L'hôte du jardin

Laurent H

Peter s'ennuyait debout sur la pelouse du jardin de la famille Dwarf.


Enfin, le travail était reposant, pas trop d'effort à faire et on lui fichait une paix royale.


Il avait vu partir Jenny et David Dwarf, les enfants, pour l'école en chantonnant gaiement.


Ils étaient passés devant lui, sans un regard, sans un mot gentil, ce qui, pour quelqu'un qu'ils connaissaient depuis deux ans, était relativement blessant.


De toutes façons, les époux Dwarf ne faisaient pas non plus attention à lui, aussi il se demandait qui se souciait de sa présence dans cette maison ?
Ah si, il y avait bien Paddy le petit boxer qui venait parfois lui faire la fête, jouer entre ses jambes et lui mordiller les mollets.


Mais, c'était bien peu à ses yeux. Aussi, il se lamentait souvent sur son sort, il était inutile et esseulé.


Il se demandait souvent comment faire pour que tout le monde le considère comme il estimait devoir le mériter ?


Il aurait voulu leur dire qu'il n'était pas un étranger, qu'il faisait partie de la famille maintenant et qu'il fallait le considérer comme tel.


Oui mais voilà, il n'avait jamais pu le faire, par timidité sans doute, mais aussi, il savait que tous ces collègues étaient traités à la même enseigne et que toute manifestation de mécontentement serait aussi surprenante qu'inutile.


Les jours passèrent, tristes et monotones.
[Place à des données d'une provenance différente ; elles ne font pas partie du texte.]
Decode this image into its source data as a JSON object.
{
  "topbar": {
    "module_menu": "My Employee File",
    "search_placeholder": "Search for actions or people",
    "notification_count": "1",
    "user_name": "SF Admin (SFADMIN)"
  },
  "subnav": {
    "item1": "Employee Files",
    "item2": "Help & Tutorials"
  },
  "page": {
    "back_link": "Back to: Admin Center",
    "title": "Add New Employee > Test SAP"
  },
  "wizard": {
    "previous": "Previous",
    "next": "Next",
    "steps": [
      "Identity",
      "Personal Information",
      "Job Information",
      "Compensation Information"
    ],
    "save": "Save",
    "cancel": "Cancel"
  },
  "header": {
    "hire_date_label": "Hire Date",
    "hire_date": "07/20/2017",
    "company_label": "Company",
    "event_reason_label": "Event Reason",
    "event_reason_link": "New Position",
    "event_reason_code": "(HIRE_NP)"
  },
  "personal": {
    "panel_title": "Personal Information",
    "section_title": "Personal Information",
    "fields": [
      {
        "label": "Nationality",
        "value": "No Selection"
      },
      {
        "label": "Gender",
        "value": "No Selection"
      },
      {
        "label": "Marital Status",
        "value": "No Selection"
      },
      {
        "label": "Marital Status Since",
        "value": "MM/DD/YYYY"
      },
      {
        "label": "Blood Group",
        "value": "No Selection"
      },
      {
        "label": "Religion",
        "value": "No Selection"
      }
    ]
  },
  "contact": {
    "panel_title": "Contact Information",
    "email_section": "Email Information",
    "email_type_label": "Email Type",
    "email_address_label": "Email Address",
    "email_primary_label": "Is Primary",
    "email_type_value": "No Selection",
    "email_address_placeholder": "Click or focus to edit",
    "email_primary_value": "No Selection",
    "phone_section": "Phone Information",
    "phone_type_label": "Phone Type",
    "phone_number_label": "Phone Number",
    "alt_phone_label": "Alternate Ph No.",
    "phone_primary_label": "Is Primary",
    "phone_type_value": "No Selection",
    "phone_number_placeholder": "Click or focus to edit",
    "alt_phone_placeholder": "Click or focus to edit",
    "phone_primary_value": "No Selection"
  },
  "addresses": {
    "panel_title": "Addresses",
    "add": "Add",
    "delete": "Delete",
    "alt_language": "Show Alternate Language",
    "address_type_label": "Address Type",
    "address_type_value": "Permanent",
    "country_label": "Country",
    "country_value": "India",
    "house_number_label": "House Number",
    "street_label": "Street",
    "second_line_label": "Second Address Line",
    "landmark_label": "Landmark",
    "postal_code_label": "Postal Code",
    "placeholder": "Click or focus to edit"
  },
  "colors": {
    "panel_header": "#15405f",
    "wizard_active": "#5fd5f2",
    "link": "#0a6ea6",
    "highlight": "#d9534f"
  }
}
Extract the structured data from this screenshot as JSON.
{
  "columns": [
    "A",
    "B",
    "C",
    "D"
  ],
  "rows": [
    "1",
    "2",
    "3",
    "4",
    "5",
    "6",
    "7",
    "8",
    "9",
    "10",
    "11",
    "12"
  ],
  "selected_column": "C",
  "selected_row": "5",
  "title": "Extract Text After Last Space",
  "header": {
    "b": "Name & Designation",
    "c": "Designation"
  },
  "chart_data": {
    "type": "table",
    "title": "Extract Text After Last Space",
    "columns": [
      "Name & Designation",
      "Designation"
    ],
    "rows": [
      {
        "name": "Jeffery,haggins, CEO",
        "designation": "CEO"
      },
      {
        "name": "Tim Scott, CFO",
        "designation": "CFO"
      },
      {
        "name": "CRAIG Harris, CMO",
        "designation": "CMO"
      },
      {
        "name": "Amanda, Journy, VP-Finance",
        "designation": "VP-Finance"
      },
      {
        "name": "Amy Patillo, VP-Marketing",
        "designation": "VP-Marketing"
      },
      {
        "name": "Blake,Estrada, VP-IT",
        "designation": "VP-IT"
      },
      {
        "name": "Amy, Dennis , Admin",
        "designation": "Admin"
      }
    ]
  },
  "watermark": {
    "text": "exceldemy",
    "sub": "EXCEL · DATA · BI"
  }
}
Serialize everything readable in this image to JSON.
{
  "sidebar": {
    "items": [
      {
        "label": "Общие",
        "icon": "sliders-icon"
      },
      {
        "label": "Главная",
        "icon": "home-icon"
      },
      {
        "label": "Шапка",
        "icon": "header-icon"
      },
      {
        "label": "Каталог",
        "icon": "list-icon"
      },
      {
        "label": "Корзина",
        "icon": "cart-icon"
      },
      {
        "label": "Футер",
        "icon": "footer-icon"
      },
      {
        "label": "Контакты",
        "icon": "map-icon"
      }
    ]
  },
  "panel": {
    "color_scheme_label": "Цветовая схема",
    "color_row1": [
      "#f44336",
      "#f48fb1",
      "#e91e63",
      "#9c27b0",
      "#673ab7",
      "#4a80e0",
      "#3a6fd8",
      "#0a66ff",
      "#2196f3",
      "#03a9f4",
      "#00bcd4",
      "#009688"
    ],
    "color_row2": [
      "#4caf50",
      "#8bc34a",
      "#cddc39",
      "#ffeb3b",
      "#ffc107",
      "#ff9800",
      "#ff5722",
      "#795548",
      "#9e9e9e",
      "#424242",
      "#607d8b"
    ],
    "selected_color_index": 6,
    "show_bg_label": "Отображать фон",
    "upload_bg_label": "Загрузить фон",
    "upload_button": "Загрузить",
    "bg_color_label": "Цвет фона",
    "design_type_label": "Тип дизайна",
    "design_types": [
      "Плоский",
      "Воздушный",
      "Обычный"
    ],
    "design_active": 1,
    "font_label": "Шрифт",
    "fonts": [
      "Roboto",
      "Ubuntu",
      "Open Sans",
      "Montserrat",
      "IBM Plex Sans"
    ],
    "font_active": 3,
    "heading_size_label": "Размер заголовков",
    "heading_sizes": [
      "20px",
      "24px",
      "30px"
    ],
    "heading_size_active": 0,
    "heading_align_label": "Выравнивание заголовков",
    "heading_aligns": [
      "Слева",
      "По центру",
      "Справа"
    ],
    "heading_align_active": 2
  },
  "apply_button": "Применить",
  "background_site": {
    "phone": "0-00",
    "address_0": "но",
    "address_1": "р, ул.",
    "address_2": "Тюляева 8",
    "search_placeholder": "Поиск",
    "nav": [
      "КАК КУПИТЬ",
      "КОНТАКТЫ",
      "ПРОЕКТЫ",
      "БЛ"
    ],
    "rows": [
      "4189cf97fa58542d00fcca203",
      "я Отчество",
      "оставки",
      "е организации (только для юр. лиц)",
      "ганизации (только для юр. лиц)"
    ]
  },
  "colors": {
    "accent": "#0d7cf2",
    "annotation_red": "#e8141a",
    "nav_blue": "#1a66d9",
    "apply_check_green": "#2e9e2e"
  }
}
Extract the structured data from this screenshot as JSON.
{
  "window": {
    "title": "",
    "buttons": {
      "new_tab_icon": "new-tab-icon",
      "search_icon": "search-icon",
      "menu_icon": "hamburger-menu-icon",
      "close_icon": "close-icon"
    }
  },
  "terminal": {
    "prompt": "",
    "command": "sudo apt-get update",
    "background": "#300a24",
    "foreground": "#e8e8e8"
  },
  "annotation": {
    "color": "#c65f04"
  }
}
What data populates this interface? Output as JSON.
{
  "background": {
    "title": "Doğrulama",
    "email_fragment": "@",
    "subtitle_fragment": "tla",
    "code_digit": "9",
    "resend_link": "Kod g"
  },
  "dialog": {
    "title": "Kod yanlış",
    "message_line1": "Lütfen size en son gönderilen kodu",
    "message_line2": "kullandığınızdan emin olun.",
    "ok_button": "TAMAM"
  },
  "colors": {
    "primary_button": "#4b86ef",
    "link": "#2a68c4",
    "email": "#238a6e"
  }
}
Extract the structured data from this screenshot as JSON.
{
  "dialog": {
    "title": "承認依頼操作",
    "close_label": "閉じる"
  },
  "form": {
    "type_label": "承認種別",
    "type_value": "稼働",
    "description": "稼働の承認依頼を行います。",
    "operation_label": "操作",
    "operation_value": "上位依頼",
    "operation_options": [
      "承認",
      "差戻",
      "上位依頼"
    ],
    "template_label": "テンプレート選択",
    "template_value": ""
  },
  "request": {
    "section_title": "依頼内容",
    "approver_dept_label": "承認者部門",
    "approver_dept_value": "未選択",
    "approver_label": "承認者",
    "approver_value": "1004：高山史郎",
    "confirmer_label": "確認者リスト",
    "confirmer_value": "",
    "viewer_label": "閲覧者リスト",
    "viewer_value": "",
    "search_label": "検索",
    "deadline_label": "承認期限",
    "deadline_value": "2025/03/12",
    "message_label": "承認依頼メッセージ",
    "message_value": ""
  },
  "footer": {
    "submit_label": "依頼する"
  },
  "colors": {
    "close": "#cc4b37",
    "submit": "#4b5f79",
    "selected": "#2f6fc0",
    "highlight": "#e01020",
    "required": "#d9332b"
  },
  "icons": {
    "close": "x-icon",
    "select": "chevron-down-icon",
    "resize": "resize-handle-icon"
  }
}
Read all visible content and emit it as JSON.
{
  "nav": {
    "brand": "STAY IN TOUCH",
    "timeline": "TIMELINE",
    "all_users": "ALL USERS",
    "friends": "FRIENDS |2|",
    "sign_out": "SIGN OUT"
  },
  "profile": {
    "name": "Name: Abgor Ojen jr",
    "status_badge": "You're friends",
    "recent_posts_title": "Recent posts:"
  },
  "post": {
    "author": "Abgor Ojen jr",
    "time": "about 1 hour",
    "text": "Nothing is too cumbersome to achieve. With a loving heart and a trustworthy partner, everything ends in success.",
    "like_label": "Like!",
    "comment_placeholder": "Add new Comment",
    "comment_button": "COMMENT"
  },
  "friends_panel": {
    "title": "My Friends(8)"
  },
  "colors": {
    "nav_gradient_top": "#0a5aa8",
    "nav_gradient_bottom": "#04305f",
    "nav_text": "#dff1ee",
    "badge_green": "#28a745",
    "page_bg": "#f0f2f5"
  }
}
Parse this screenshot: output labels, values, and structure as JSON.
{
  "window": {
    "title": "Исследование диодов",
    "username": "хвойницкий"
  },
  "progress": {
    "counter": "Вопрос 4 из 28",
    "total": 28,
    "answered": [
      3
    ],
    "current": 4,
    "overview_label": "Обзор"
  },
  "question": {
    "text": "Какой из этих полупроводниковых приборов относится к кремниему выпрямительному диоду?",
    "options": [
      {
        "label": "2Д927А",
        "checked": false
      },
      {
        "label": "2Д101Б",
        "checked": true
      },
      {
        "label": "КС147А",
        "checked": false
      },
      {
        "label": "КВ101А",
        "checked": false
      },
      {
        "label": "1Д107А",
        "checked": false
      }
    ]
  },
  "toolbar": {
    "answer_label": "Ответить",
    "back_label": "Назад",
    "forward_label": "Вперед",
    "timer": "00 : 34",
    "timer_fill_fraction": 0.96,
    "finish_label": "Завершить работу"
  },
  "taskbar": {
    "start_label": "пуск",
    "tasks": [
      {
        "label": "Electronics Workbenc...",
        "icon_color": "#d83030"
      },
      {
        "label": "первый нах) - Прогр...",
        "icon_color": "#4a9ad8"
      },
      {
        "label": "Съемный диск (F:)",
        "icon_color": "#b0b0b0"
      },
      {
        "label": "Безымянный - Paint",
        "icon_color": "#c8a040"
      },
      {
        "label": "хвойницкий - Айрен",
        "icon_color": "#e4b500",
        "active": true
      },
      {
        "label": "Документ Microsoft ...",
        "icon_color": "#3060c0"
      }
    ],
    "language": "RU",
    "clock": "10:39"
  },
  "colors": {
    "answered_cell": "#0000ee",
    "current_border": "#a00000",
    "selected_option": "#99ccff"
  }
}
Peter restait sur la pelouse devant le salon où les Dwarf s'amusaient sans lui. Il les regardait avec mélancolie mais il se gardait bien de bouger pour les rejoindre, de peur qu'ils ne comprennent pas sa réaction et le fassent quitter la maison.


Un jour, ce que Peter avait toujours redouté arriva. Les Dwarf prirent la route des vacances.

Tout heureux de retrouver grand-mère Mary dans sa ferme du Montana, ils partirent sans dire au revoir à Peter et il comprit qu'il devait rester là, tout seul (car même Paddy était du voyage).


Il voulut protester et réclamer les vacances auxquelles il avait mérité lui aussi, mais l'indignation et la tristesse l'empêchaient de parler.

Il les vit s'éloigner dans leur break noir et disparaître derrière une colline. C'était fini, ils étaient partis sans lui.


Une vague de tristesse le submergea. Il pleura de tout son être comme la fois où ils avaient fait partir son copain Tommy qui travaillait avec lui sur la pelouse. Il était de nouveau seul et incompris et sa tristesse était immense.


Le soir vint et il resta debout sur le gazon perdu dans ces pensées lugubres.
Alors que la lune disparaissait derrière un nuage, un bruit derrière lui l'extirpa de ses réflexions.


Il jeta un œil et vit une ombre tenter de se glisser dans la maison. Un cambrioleur.
"Comment ce voleur a-t-il osé s'introduire dans le jardin alors que j'étais là ? S’insurgea-t-il.


"Alors même les malfrats ne font pas attention à moi !"


Il était blême. Il était toujours blême d'ailleurs mais à ce moment plus qu'à l'habitude.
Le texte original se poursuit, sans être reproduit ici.